Lo this Reason’s life is Love in very sooth;
See how Loveless Reason ne’er may win the Truth.
Well thou knowest now this Reason’s life is Love;
Look at Love and see from whence its life doth prove,
See through what it is that Love is thus alive;
Know in truth the Truth to Love its life doth give.
Yea, the life of Love is through the Truth alone;
Parted from the Truth, hath Love nor stead nor wone.
In the world below hath Love no fond desire,
To the Truth alone its wistful hopes aspire.
Naught in Love beside the Truth may ever be;
So the heart is filled, nor seeketh worldly fee.
Ne’er in Love do name and fame exultant rise;
But in Love full many a ‘hidden treasure’ lies.
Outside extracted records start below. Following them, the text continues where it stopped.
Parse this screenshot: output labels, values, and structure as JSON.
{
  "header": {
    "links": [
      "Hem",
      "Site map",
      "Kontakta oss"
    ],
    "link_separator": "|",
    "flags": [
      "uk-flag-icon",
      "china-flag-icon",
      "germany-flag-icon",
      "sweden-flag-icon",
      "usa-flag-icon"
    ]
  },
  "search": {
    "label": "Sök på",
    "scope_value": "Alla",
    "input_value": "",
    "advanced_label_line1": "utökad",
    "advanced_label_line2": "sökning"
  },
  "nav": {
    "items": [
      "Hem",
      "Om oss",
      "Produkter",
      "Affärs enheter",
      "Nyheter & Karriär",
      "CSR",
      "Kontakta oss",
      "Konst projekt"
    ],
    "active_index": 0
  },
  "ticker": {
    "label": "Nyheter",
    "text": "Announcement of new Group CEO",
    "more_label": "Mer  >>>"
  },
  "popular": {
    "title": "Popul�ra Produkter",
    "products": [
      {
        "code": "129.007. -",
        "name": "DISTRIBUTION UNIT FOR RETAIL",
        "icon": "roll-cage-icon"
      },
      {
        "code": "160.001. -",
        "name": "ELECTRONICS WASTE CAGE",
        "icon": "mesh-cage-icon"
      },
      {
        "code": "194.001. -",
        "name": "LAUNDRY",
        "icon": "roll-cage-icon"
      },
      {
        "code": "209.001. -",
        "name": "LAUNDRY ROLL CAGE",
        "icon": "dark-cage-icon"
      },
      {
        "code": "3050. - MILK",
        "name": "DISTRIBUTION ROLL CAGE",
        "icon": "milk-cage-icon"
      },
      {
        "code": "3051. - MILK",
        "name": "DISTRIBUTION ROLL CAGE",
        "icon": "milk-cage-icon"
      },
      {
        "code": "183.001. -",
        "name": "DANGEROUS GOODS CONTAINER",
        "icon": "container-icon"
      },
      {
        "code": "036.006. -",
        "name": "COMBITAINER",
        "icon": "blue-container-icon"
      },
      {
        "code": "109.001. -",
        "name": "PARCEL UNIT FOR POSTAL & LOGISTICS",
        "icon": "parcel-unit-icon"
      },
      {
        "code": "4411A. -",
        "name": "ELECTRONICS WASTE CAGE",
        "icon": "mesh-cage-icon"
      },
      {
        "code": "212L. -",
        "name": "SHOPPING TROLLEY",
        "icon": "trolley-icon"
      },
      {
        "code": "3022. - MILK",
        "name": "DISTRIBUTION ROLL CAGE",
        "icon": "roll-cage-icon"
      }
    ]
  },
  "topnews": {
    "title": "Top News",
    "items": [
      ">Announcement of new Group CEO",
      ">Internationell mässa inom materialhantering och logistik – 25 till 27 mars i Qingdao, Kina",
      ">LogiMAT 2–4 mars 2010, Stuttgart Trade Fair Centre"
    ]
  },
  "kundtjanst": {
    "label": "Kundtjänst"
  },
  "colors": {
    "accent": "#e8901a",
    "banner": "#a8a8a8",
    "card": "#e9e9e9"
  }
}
’Tis the Truth’s own word that by Love’s tongue is said,
’Tis the Truth’s own work that by Love’s hand is sped;
’Tis the Truth’s own light that looketh through Love’s eye,
Therefore doth it build at times, at times destroy.
Reason, Spirit, Body, Soul are slaves to Love,
For the Truth hath filled Love; doubt ne’er thereof.
Since it is the Truth makes Love alive in sooth,
Hold thou fast by Love that thou mayst win the Truth.
Love is His, the Lover and the Loved is He;
So thou wouldest win to Him, a Lover be.
Know that Love may never be from Him apart,
Ne’er for aught beside take then from Love thy heart.
Love is life of all, the Truth is life of Love;
Hid within the Signless doth that Signless move.